Dauerstreit um den Fiskalpakt Kanzlerin Merkel lockt die Bundesländer

Berlin · Die Bundesregierung will den Ländern finanziell offenbar weit entgegenkommen, um deren Zustimmung zum Fiskalpakt im Bundesrat zu erreichen. "Der Bund ist bereit, gewisse Ausfälle zu kompensieren", sagte der parlamentarische Geschäftsführer der Unionsfraktion, Michael Grosse-Brömer, gestern in Berlin.

Die Länder fürchten, wegen des Fiskalpakts ihre Defizite rascher als vorgesehen abbauen zu müssen. Dies will die Bundesregierung nun offenbar honorieren. Nach Expertenschätzungen könnten auf die Länder wegen zusätzlicher Sparverpflichtungen Belastungen von etwa 12,5 Milliarden Euro pro Jahr zukommen, sagte Grosse-Brömer.

Die Summe entspricht in etwa den jährlichen Ausgaben der Kommunen für die sogenannte Eingliederungshilfe für Behinderte. Diese Ausgaben soll nach Vorstellungen der Länder der Bund übernehmen. Bundesfinanzminister Wolfgang Schäuble (CDU) dürfte allerdings nur zu einer schrittweisen Übernahme bereit sein.

Bundeskanzlerin Angela Merkel (CDU) trifft morgen die Ministerpräsidenten für weitere Verhandlungen. Merkel benötigt im Bundestag und im Bundesrat Zweidrittelmehrheiten. Der Fiskalpakt schreibt vor, dass die um Konjunktureffekte bereinigten staatlichen Strukturdefizite ab 2014 auf 0,5 Prozent des Bruttoinlandsprodukts begrenzt werden.

Heute trifft Merkel zunächst die Partei- und Fraktionschefs der Opposition. Eine Einigung wird aber noch nicht erwartet. "Wichtig ist, dass es grundsätzlich zu einer Einigung mit der Opposition kommt – das muss aber nicht zwingend heute sein", sagte die Chefin der CSU-Landesgruppe, Gerda Hasselfeldt. Auch der FDP-Haushaltsexperte Otto Fricke appellierte an die Opposition: "Deutschland hat eine Vorbildrolle. Unser Verhalten wird auf der ganzen Welt beobachtet."

Die Grünen forderten die Regierung auf, ihren Widerstand gegen einen Altschuldentilgungsfonds der Euro-Staaten aufzugeben. "Wir halten einen Altschuldentilgungsfonds für dringend erforderlich, um den Zinsdruck zu senken, dem einige Länder ausgesetzt sind.

An dieser Stelle hat sich die Regierung bislang kein Stück bewegt und schiebt rechtliche Bedenken vor", sagte Fraktionschefin Renate Künast unserer Zeitung. "Um die Krise wirklich anzupacken, genügt Sparen alleine nicht.

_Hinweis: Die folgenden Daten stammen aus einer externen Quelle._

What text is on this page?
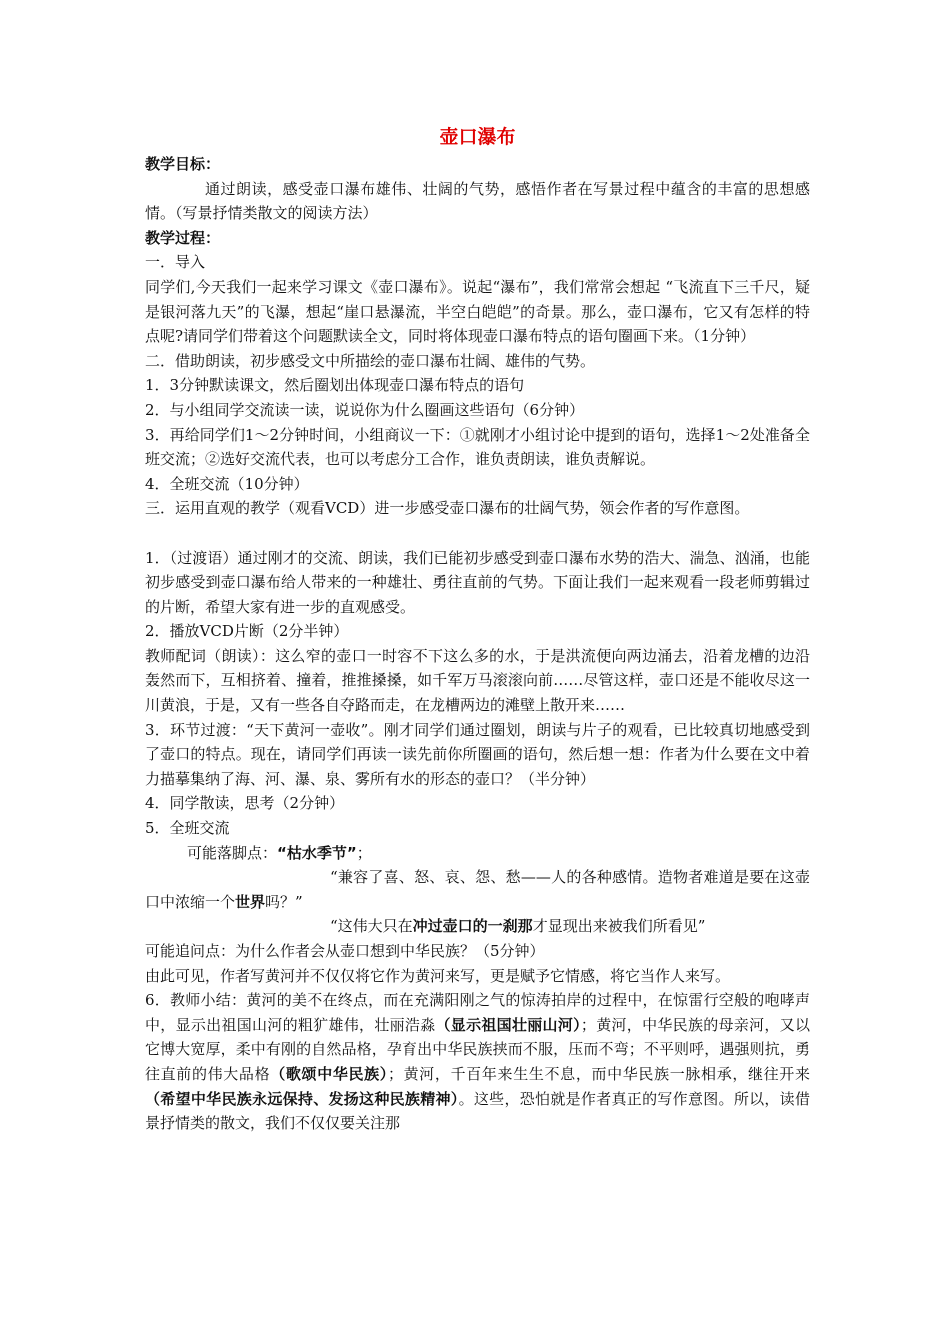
壶口瀑布

教学目标：

通过朗读，感受壶口瀑布雄伟、壮阔的气势，感悟作者在写景过程中蕴含的丰富的思想感情。（写景抒情类散文的阅读方法）

教学过程：

一．导入

同学们,今天我们一起来学习课文《壶口瀑布》。说起“瀑布”，我们常常会想起 “飞流直下三千尺，疑是银河落九天”的飞瀑，想起“崖口悬瀑流，半空白皑皑”的奇景。那么，壶口瀑布，它又有怎样的特点呢?请同学们带着这个问题默读全文，同时将体现壶口瀑布特点的语句圈画下来。（1分钟）

二．借助朗读，初步感受文中所描绘的壶口瀑布壮阔、雄伟的气势。

1．3分钟默读课文，然后圈划出体现壶口瀑布特点的语句

2．与小组同学交流读一读，说说你为什么圈画这些语句（6分钟）

3．再给同学们1～2分钟时间，小组商议一下：①就刚才小组讨论中提到的语句，选择1～2处准备全班交流；②选好交流代表，也可以考虑分工合作，谁负责朗读，谁负责解说。

4．全班交流（10分钟）

三．运用直观的教学（观看VCD）进一步感受壶口瀑布的壮阔气势，领会作者的写作意图。

1．（过渡语）通过刚才的交流、朗读，我们已能初步感受到壶口瀑布水势的浩大、湍急、汹涌，也能初步感受到壶口瀑布给人带来的一种雄壮、勇往直前的气势。下面让我们一起来观看一段老师剪辑过的片断，希望大家有进一步的直观感受。

2．播放VCD片断（2分半钟）

教师配词（朗读）：这么窄的壶口一时容不下这么多的水，于是洪流便向两边涌去，沿着龙槽的边沿轰然而下，互相挤着、撞着，推推搡搡，如千军万马滚滚向前……尽管这样，壶口还是不能收尽这一川黄浪，于是，又有一些各自夺路而走，在龙槽两边的滩壁上散开来……

3．环节过渡：“天下黄河一壶收”。刚才同学们通过圈划，朗读与片子的观看，已比较真切地感受到了壶口的特点。现在，请同学们再读一读先前你所圈画的语句，然后想一想：作者为什么要在文中着力描摹集纳了海、河、瀑、泉、雾所有水的形态的壶口？（半分钟）

4．同学散读，思考（2分钟）

5．全班交流

可能落脚点：“枯水季节”；

“兼容了喜、怒、哀、怨、愁——人的各种感情。造物者难道是要在这壶口中浓缩一个世界吗？”

“这伟大只在冲过壶口的一刹那才显现出来被我们所看见”

可能追问点：为什么作者会从壶口想到中华民族？（5分钟）

由此可见，作者写黄河并不仅仅将它作为黄河来写，更是赋予它情感，将它当作人来写。

6．教师小结：黄河的美不在终点，而在充满阳刚之气的惊涛拍岸的过程中，在惊雷行空般的咆哮声中，显示出祖国山河的粗犷雄伟，壮丽浩淼（显示祖国壮丽山河）；黄河，中华民族的母亲河，又以它博大宽厚，柔中有刚的自然品格，孕育出中华民族挟而不服，压而不弯；不平则呼，遇强则抗，勇往直前的伟大品格（歌颂中华民族）；黄河，千百年来生生不息，而中华民族一脉相承，继往开来（希望中华民族永远保持、发扬这种民族精神）。这些，恐怕就是作者真正的写作意图。所以，读借景抒情类的散文，我们不仅仅要关注那
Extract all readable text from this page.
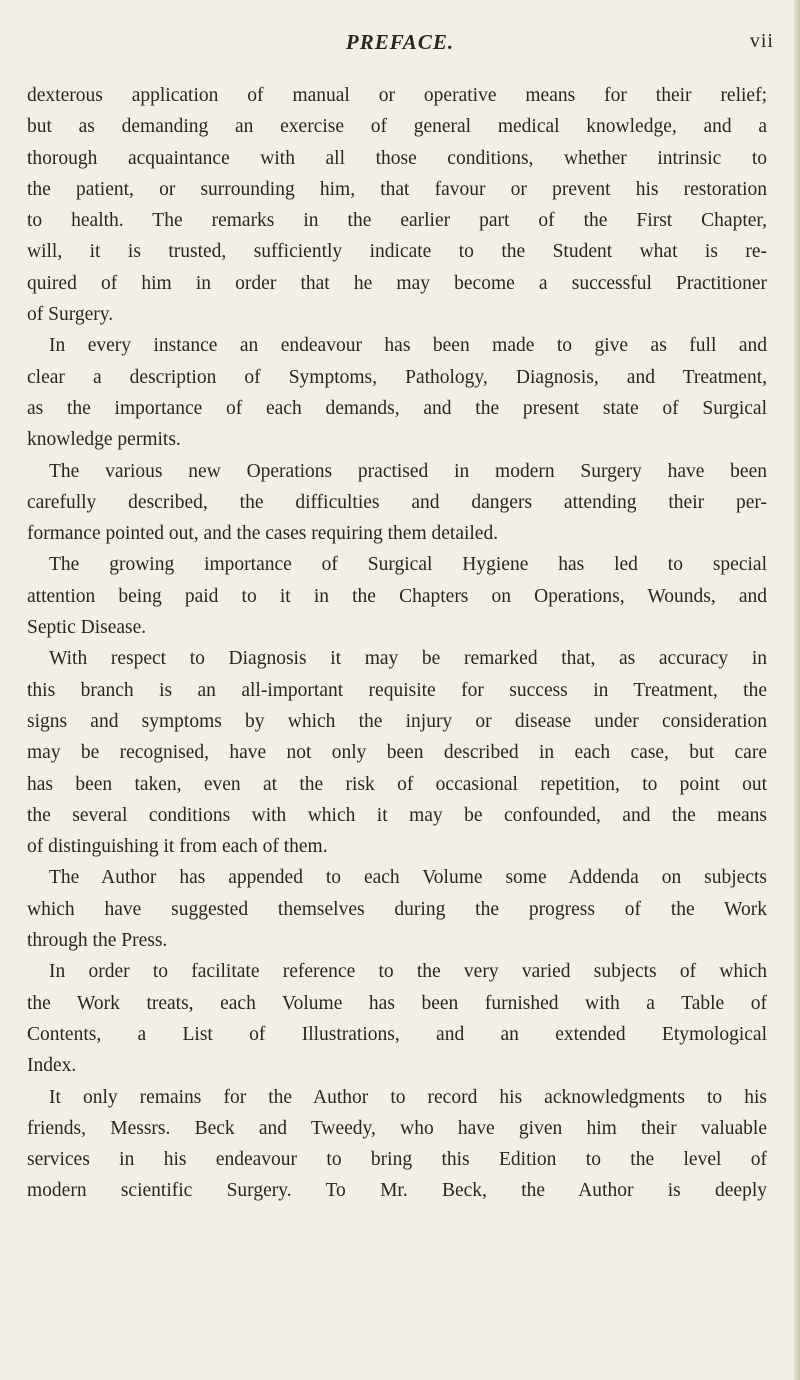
PREFACE.	vii
dexterous application of manual or operative means for their relief;
but as demanding an exercise of general medical knowledge, and a
thorough acquaintance with all those conditions, whether intrinsic to
the patient, or surrounding him, that favour or prevent his restoration
to health. The remarks in the earlier part of the First Chapter,
will, it is trusted, sufficiently indicate to the Student what is re-
quired of him in order that he may become a successful Practitioner
of Surgery.
In every instance an endeavour has been made to give as full and
clear a description of Symptoms, Pathology, Diagnosis, and Treatment,
as the importance of each demands, and the present state of Surgical
knowledge permits.
The various new Operations practised in modern Surgery have been
carefully described, the difficulties and dangers attending their per-
formance pointed out, and the cases requiring them detailed.
The growing importance of Surgical Hygiene has led to special
attention being paid to it in the Chapters on Operations, Wounds, and
Septic Disease.
With respect to Diagnosis it may be remarked that, as accuracy in
this branch is an all-important requisite for success in Treatment, the
signs and symptoms by which the injury or disease under consideration
may be recognised, have not only been described in each case, but care
has been taken, even at the risk of occasional repetition, to point out
the several conditions with which it may be confounded, and the means
of distinguishing it from each of them.
The Author has appended to each Volume some Addenda on subjects
which have suggested themselves during the progress of the Work
through the Press.
In order to facilitate reference to the very varied subjects of which
the Work treats, each Volume has been furnished with a Table of
Contents, a List of Illustrations, and an extended Etymological
Index.
It only remains for the Author to record his acknowledgments to his
friends, Messrs. Beck and Tweedy, who have given him their valuable
services in his endeavour to bring this Edition to the level of
modern scientific Surgery. To Mr. Beck, the Author is deeply
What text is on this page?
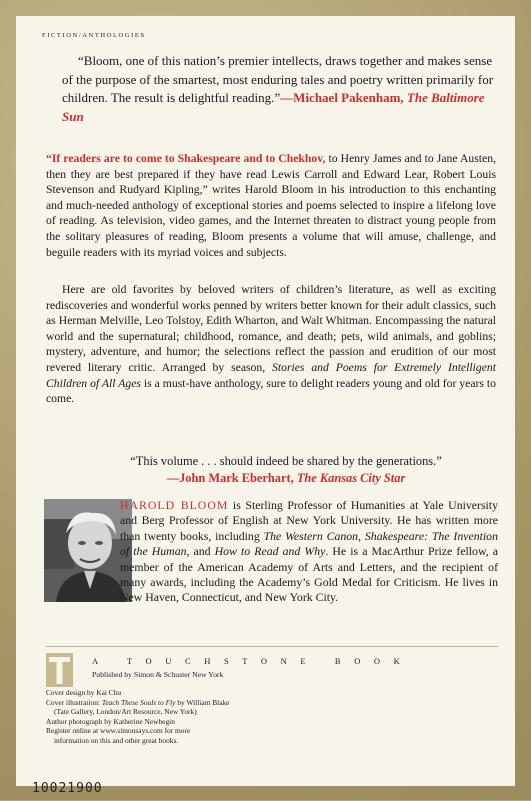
FICTION/ANTHOLOGIES
“Bloom, one of this nation’s premier intellects, draws together and makes sense of the purpose of the smartest, most enduring tales and poetry written primarily for children. The result is delightful reading.”—Michael Pakenham, The Baltimore Sun
“If readers are to come to Shakespeare and to Chekhov, to Henry James and to Jane Austen, then they are best prepared if they have read Lewis Carroll and Edward Lear, Robert Louis Stevenson and Rudyard Kipling,” writes Harold Bloom in his introduction to this enchanting and much-needed anthology of exceptional stories and poems selected to inspire a lifelong love of reading. As television, video games, and the Internet threaten to distract young people from the solitary pleasures of reading, Bloom presents a volume that will amuse, challenge, and beguile readers with its myriad voices and subjects.
Here are old favorites by beloved writers of children’s literature, as well as exciting rediscoveries and wonderful works penned by writers better known for their adult classics, such as Herman Melville, Leo Tolstoy, Edith Wharton, and Walt Whitman. Encompassing the natural world and the supernatural; childhood, romance, and death; pets, wild animals, and goblins; mystery, adventure, and humor; the selections reflect the passion and erudition of our most revered literary critic. Arranged by season, Stories and Poems for Extremely Intelligent Children of All Ages is a must-have anthology, sure to delight readers young and old for years to come.
“This volume . . . should indeed be shared by the generations.”
—John Mark Eberhart, The Kansas City Star
HAROLD BLOOM is Sterling Professor of Humanities at Yale University and Berg Professor of English at New York University. He has written more than twenty books, including The Western Canon, Shakespeare: The Invention of the Human, and How to Read and Why. He is a MacArthur Prize fellow, a member of the American Academy of Arts and Letters, and the recipient of many awards, including the Academy’s Gold Medal for Criticism. He lives in New Haven, Connecticut, and New York City.
A TOUCHSTONE BOOK
Published by Simon & Schuster New York
Cover design by Kai Chu
Cover illustration: Teach These Souls to Fly by William Blake
(Tate Gallery, London/Art Resource, New York)
Author photograph by Katherine Newbegin
Register online at www.simonsays.com for more
information on this and other great books.
10021900
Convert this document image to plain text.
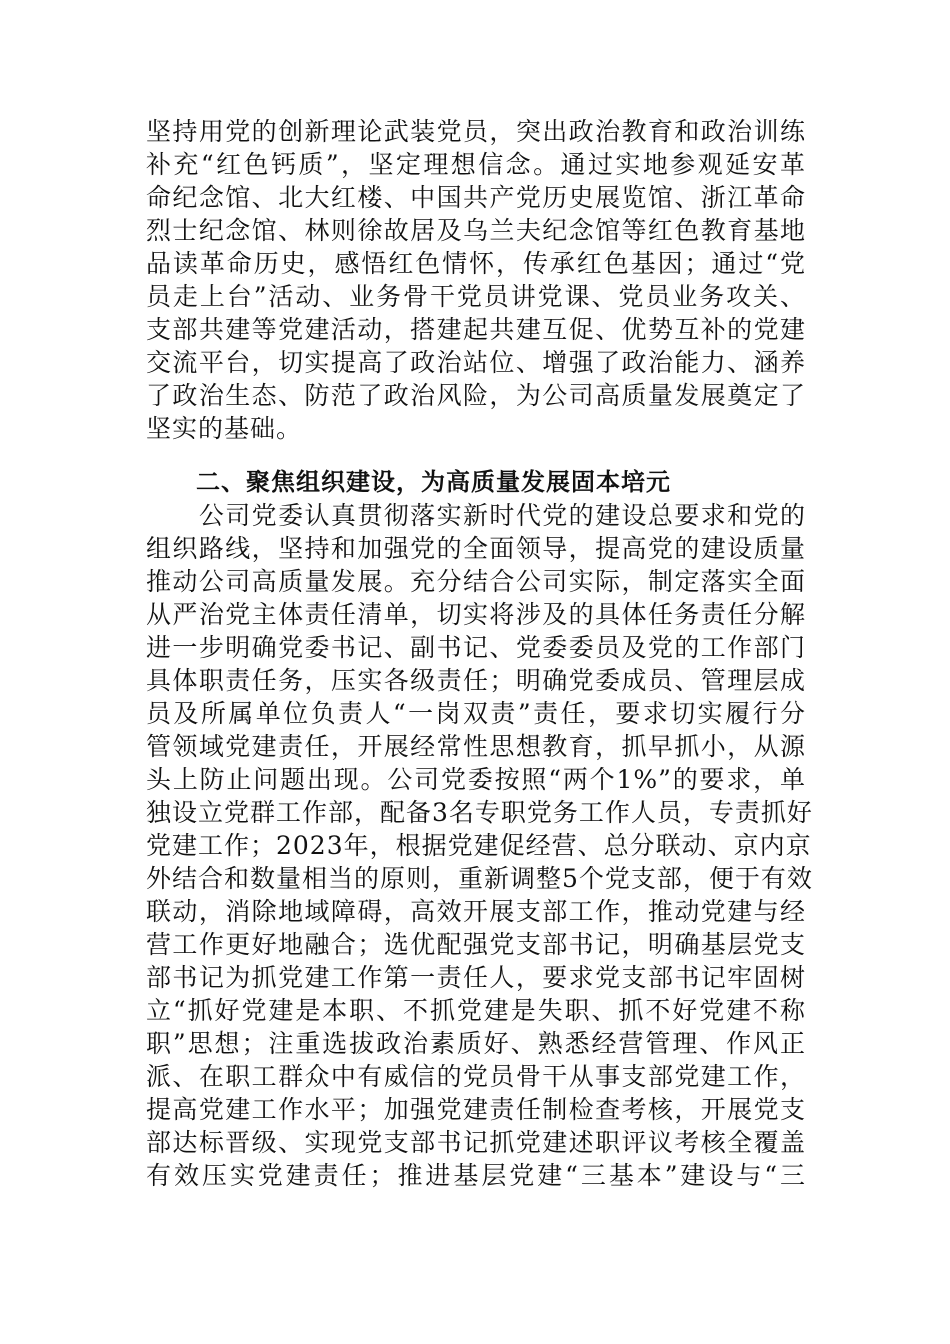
坚持用党的创新理论武装党员，突出政治教育和政治训练
补充“红色钙质”，坚定理想信念。通过实地参观延安革
命纪念馆、北大红楼、中国共产党历史展览馆、浙江革命
烈士纪念馆、林则徐故居及乌兰夫纪念馆等红色教育基地
品读革命历史，感悟红色情怀，传承红色基因；通过“党
员走上台”活动、业务骨干党员讲党课、党员业务攻关、
支部共建等党建活动，搭建起共建互促、优势互补的党建
交流平台，切实提高了政治站位、增强了政治能力、涵养
了政治生态、防范了政治风险，为公司高质量发展奠定了
坚实的基础。
二、聚焦组织建设，为高质量发展固本培元
　　公司党委认真贯彻落实新时代党的建设总要求和党的
组织路线，坚持和加强党的全面领导，提高党的建设质量
推动公司高质量发展。充分结合公司实际，制定落实全面
从严治党主体责任清单，切实将涉及的具体任务责任分解
进一步明确党委书记、副书记、党委委员及党的工作部门
具体职责任务，压实各级责任；明确党委成员、管理层成
员及所属单位负责人“一岗双责”责任，要求切实履行分
管领域党建责任，开展经常性思想教育，抓早抓小，从源
头上防止问题出现。公司党委按照“两个1%”的要求，单
独设立党群工作部，配备3名专职党务工作人员，专责抓好
党建工作；2023年，根据党建促经营、总分联动、京内京
外结合和数量相当的原则，重新调整5个党支部，便于有效
联动，消除地域障碍，高效开展支部工作，推动党建与经
营工作更好地融合；选优配强党支部书记，明确基层党支
部书记为抓党建工作第一责任人，要求党支部书记牢固树
立“抓好党建是本职、不抓党建是失职、抓不好党建不称
职”思想；注重选拔政治素质好、熟悉经营管理、作风正
派、在职工群众中有威信的党员骨干从事支部党建工作，
提高党建工作水平；加强党建责任制检查考核，开展党支
部达标晋级、实现党支部书记抓党建述职评议考核全覆盖
有效压实党建责任；推进基层党建“三基本”建设与“三
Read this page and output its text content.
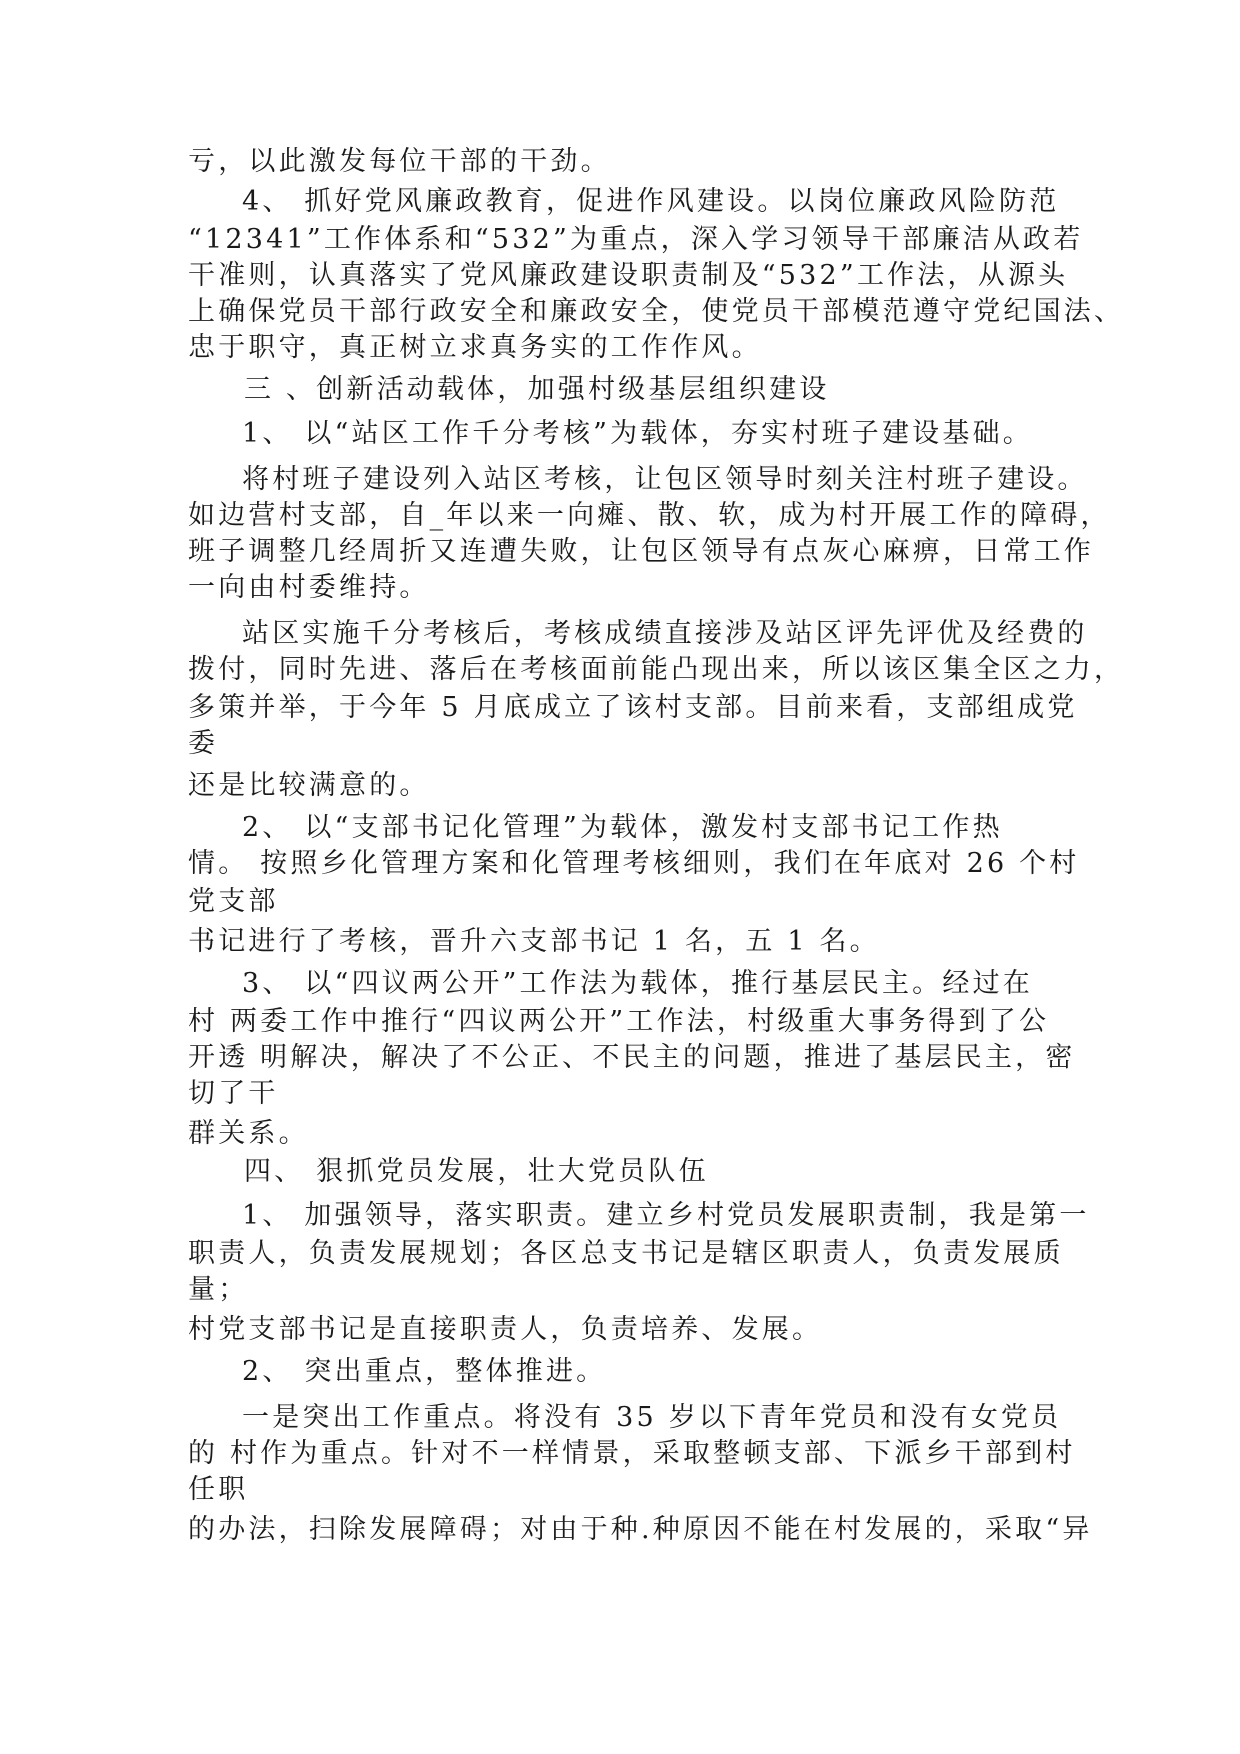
亏，以此激发每位干部的干劲。
4、 抓好党风廉政教育，促进作风建设。以岗位廉政风险防范
“12341”工作体系和“532”为重点，深入学习领导干部廉洁从政若
干准则，认真落实了党风廉政建设职责制及“532”工作法，从源头
上确保党员干部行政安全和廉政安全，使党员干部模范遵守党纪国法、
忠于职守，真正树立求真务实的工作作风。
三 、创新活动载体，加强村级基层组织建设
1、 以“站区工作千分考核”为载体，夯实村班子建设基础。
将村班子建设列入站区考核，让包区领导时刻关注村班子建设。
如边营村支部，自_年以来一向瘫、散、软，成为村开展工作的障碍，
班子调整几经周折又连遭失败，让包区领导有点灰心麻痹，日常工作
一向由村委维持。
站区实施千分考核后，考核成绩直接涉及站区评先评优及经费的
拨付，同时先进、落后在考核面前能凸现出来，所以该区集全区之力，
多策并举，于今年 5 月底成立了该村支部。目前来看，支部组成党
委
还是比较满意的。
2、 以“支部书记化管理”为载体，激发村支部书记工作热
情。 按照乡化管理方案和化管理考核细则，我们在年底对 26 个村
党支部
书记进行了考核，晋升六支部书记 1 名，五 1 名。
3、 以“四议两公开”工作法为载体，推行基层民主。经过在
村 两委工作中推行“四议两公开”工作法，村级重大事务得到了公
开透 明解决，解决了不公正、不民主的问题，推进了基层民主，密
切了干
群关系。
四、 狠抓党员发展，壮大党员队伍
1、 加强领导，落实职责。建立乡村党员发展职责制，我是第一
职责人，负责发展规划；各区总支书记是辖区职责人，负责发展质
量；
村党支部书记是直接职责人，负责培养、发展。
2、 突出重点，整体推进。
一是突出工作重点。将没有 35 岁以下青年党员和没有女党员
的 村作为重点。针对不一样情景，采取整顿支部、下派乡干部到村
任职
的办法，扫除发展障碍；对由于种.种原因不能在村发展的，采取“异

Was wir brauchen, ist ein umfassendes ökologisch-soziales Investitionspaket."

Die hohe Nervosität an den Finanzmärkten hat die Zinsen für spanische und italienische Staatsanleihen auf über sechs Prozent gehievt. Die Marke gilt als Obergrenze, um explodierende Schulden und eine damit verbundene Zahlungsunfähigkeit zu verhindern.